Tours

La 4s Tours veut saisir la balle au bond

Le club tourangeau connaît une belle dynamique.

Ce matin-là, l'ambiance est calme à la salle Jean-Claude Cissé, située dans l'Espace Rabelais. Ici, on est dans le fief de la 4s Tours, le club de tennis de table de la ville. Un club né en 1954 et qui connaît depuis plusieurs années un renouveau et une seconde jeunesse.

La veille au soir, l'équipe première recevait Levallois pour le compte du championnat de Pro B, dans une salle de nouveau bien garnie, un signe que le "ping" se porte bien. Promue dans ce championnat cette année, la 4s Tours y réussit une saison pleinement réussie. Avec comme objectif le maintien en début de saison, les Tourangeaux sont en effet provisoirement 2e au classement et peuvent viser un podium d'ici la fin de saison.

Un grand espoir de 17 ans

Il faut dire que la 4s s'est donnée les moyens de construire un projet club solide autour de deux axes : la stabilisation de l'équipe première en pro, mais aussi le volet amateur et notamment un travail de détection fait auprès des jeunes. Deux axes que l'on retrouve à travers l'équipe première.
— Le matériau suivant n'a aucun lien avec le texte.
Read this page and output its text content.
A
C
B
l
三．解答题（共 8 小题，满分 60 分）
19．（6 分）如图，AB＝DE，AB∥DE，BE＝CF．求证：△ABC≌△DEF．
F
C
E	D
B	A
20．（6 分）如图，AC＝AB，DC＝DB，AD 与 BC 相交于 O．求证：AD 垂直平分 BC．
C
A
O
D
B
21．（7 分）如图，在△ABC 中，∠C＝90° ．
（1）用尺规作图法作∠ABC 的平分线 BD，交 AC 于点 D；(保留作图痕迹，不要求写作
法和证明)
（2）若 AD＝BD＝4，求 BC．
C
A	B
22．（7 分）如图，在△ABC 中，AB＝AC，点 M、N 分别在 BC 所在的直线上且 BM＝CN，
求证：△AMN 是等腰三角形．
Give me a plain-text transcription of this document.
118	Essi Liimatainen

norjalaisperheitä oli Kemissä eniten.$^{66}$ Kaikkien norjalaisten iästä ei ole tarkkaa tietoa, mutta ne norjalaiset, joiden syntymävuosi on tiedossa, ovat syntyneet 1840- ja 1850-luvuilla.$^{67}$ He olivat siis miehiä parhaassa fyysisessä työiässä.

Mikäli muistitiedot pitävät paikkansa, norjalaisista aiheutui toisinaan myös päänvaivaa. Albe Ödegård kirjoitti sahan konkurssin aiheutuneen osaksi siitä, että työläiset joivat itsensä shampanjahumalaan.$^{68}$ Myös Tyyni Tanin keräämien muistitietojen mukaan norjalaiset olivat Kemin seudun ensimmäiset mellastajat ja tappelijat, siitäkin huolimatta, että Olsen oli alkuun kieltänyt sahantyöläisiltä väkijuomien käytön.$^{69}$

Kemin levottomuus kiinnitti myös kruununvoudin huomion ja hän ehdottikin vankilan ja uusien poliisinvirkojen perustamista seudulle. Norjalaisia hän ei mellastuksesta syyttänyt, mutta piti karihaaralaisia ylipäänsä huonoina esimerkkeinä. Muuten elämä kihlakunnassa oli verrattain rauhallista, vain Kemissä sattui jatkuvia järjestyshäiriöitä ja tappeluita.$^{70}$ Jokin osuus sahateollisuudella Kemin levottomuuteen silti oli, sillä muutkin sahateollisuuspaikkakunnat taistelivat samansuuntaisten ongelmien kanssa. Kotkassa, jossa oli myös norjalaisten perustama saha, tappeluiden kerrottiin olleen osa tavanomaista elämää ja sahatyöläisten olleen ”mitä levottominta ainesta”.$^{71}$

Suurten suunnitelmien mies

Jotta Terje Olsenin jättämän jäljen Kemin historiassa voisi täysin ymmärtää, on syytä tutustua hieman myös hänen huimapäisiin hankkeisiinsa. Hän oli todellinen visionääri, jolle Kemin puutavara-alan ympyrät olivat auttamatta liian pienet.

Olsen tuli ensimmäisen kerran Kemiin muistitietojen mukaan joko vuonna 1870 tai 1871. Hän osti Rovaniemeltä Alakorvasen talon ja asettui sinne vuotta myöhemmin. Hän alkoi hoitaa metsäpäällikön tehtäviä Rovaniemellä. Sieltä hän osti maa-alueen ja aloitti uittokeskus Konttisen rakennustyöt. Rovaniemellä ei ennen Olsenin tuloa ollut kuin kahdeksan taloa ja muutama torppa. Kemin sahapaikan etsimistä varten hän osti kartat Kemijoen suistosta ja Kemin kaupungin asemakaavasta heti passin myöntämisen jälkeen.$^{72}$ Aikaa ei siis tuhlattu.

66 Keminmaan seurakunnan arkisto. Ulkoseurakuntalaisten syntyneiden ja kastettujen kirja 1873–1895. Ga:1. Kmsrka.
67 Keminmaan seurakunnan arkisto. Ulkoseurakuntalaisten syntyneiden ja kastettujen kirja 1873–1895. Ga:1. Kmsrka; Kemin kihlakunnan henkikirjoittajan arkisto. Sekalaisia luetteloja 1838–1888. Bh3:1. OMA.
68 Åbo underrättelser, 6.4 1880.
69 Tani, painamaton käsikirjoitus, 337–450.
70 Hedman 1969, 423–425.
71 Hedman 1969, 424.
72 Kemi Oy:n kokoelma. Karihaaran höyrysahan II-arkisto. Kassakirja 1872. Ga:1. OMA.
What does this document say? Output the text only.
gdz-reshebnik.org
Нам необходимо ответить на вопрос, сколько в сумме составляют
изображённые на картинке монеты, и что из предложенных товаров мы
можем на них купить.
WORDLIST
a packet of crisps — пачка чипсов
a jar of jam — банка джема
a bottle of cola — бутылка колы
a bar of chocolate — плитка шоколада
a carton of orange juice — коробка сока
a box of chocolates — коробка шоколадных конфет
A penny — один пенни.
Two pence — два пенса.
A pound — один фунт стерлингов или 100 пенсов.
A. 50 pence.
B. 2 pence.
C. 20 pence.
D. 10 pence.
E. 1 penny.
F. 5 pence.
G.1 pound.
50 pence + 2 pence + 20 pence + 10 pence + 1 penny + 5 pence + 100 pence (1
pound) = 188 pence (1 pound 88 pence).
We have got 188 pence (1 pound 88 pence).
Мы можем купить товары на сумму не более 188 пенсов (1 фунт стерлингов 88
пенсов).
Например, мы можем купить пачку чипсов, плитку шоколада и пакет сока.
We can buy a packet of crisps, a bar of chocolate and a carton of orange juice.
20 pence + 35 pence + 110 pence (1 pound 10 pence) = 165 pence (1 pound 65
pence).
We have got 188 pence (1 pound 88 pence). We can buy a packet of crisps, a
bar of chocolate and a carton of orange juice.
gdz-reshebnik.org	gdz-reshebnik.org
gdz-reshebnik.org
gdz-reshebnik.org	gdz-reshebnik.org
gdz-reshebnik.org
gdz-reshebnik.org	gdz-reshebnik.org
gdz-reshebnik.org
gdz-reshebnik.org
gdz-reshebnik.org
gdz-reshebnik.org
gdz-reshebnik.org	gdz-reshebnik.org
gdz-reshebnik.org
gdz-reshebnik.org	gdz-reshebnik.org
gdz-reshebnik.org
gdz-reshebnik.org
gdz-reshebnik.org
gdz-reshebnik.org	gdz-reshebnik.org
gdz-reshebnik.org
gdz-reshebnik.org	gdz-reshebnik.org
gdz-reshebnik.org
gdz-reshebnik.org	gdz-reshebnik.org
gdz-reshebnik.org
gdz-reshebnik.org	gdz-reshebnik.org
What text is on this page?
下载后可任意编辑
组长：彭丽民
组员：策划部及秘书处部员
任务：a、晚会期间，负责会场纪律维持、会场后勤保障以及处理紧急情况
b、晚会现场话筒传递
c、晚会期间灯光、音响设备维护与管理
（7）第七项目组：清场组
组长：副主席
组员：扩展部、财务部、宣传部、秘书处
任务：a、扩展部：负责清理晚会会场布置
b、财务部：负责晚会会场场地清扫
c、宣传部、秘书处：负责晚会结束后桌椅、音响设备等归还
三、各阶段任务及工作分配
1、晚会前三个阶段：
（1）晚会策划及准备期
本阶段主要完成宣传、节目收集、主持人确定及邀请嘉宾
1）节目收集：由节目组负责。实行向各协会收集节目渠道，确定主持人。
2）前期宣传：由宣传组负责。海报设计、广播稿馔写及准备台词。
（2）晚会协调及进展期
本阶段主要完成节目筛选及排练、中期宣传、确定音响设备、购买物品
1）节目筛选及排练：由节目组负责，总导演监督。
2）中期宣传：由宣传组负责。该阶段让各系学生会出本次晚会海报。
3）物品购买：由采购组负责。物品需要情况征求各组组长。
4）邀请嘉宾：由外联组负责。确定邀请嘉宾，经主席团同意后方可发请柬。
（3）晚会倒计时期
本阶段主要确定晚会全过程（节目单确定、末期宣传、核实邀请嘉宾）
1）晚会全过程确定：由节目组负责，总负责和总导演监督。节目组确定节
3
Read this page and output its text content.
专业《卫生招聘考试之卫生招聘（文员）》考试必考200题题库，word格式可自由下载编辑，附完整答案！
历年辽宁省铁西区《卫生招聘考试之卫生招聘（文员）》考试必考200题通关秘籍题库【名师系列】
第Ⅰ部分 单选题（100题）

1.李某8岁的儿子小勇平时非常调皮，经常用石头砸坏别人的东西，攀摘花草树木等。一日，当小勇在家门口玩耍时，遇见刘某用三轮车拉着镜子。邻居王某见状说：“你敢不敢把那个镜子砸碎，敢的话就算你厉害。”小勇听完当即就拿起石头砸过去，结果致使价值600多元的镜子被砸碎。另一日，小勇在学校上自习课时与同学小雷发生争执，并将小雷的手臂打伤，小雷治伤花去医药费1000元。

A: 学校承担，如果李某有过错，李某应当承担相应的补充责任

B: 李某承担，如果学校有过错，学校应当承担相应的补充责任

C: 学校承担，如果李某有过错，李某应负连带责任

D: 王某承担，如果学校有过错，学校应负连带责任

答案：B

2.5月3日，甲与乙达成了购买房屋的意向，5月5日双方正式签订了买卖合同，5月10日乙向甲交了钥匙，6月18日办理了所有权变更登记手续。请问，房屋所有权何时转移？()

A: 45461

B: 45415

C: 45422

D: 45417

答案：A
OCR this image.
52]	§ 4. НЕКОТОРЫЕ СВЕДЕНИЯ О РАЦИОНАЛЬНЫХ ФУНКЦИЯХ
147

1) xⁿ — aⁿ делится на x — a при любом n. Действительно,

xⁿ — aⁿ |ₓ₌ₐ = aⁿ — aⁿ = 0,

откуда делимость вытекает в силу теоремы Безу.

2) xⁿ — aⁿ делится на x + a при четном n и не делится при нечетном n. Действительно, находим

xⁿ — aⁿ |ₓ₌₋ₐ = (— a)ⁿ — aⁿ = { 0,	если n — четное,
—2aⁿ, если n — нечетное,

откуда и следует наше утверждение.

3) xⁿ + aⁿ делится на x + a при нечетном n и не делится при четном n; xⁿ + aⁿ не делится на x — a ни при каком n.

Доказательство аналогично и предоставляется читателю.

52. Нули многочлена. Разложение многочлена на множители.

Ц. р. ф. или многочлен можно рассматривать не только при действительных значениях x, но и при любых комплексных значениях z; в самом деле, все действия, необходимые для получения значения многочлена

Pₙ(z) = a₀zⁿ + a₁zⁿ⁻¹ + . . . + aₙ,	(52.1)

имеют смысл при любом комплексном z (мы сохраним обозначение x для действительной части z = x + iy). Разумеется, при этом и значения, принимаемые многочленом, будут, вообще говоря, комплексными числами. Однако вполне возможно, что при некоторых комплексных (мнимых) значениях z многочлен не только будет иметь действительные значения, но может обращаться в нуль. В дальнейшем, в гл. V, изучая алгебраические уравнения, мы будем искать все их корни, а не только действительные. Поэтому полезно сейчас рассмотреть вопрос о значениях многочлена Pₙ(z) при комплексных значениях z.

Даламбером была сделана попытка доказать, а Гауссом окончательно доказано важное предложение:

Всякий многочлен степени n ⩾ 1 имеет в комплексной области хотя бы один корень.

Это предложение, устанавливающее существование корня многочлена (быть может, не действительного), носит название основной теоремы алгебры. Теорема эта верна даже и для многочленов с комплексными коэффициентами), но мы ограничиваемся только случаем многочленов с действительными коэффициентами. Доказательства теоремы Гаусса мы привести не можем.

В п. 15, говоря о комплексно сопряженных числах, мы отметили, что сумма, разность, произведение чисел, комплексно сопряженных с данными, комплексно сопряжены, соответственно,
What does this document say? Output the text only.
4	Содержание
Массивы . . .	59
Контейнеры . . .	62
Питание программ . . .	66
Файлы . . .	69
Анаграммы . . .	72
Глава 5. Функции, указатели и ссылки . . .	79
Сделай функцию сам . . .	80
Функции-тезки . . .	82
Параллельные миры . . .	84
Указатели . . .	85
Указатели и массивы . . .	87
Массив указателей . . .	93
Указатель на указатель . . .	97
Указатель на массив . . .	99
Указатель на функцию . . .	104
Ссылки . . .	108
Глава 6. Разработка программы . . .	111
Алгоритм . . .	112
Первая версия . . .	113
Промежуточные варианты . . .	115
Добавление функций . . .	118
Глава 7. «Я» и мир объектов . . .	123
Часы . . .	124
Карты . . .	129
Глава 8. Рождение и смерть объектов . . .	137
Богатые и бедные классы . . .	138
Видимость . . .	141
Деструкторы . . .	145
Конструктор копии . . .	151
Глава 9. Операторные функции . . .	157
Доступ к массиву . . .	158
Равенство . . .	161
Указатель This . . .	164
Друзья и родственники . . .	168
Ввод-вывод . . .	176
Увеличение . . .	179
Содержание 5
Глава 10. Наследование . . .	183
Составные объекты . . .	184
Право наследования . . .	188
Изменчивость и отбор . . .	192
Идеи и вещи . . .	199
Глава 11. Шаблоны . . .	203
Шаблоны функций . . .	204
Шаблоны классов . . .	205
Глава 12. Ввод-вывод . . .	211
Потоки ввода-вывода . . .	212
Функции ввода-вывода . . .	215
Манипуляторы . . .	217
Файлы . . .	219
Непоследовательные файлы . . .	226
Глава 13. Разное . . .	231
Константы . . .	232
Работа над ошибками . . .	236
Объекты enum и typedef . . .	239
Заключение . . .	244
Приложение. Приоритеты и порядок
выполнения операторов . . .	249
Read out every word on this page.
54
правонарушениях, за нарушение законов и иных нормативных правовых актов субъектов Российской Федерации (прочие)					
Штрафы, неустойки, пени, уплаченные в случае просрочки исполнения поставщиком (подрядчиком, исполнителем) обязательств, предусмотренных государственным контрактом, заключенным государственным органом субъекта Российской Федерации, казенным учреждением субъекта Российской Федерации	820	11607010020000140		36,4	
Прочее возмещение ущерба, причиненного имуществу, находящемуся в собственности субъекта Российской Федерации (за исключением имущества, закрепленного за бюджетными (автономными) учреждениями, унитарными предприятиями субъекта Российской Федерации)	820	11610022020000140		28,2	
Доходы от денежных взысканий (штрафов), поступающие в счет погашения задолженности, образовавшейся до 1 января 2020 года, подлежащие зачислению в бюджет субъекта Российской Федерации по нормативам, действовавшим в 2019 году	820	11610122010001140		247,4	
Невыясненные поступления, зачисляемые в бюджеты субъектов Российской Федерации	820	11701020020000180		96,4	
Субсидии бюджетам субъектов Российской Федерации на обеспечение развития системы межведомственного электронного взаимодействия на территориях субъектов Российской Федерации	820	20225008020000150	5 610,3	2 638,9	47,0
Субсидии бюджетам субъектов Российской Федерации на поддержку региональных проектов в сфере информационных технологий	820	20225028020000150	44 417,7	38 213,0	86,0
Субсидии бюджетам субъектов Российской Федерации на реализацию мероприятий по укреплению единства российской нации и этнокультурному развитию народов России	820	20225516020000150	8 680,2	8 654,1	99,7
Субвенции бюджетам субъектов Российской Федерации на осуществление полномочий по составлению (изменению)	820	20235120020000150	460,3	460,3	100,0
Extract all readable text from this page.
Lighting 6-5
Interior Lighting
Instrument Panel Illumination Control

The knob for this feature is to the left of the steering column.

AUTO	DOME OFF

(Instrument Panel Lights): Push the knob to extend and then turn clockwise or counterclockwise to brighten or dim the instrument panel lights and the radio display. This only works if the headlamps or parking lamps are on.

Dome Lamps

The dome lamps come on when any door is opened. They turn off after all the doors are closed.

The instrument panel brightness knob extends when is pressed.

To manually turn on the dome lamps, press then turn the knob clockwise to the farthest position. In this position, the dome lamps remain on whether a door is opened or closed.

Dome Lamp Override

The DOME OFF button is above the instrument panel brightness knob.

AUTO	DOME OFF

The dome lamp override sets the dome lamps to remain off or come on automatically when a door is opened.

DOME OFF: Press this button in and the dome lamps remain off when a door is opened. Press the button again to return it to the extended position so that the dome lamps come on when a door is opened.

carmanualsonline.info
Aux côtés de joueurs d'expérience comme Michel Martinez, ancien numéro 5 français et quintuple champion de France en double, on retrouve en effet des jeunes espoirs du club, Lucas Moland et surtout Lilian Bardet. Ce dernier âgé de 17 ans est entré à la 4s tout minot et y a fait ses gammes avant d'intégrer le pôle France puis l'INSEP. "Le projet Pro B s'est construit autour de lui et de son évolution" explique David Rigault, l'entraîneur. Un jeune joueur promis à un bel avenir, que le club veut aider à grandir tout en grandissant avec. Un bel exemple pour le club qui s'affiche d'ailleurs depuis peu sur l'entrée de l'Espace Rabelais, le siège de la 4s.

Et Lilian Bardet (qui vient de battre le sino-espagnol, ancien numéro 5 mondial, He Zhiwen, lors de la rencontre contre Miramas) et ses coéquipiers de prouver que l'investissement porté par le club n'était pas vain avec cette belle saison qu'ils sont en train de réaliser. Une saison qui n'est qu'une étape vers la suite. Si le club se garde de vouloir aller trop vite, l'objectif d'atteindre la Pro A dans les deux ans s'avère néanmoins réaliste. "Le club a déjà connu les sommets par le passé, ce qui a pu creuser les finances, nous sommes donc vigilants et ne voulons pas aller trop vite". Il faut dire que le palier entre la Pro B et l'élite est conséquent.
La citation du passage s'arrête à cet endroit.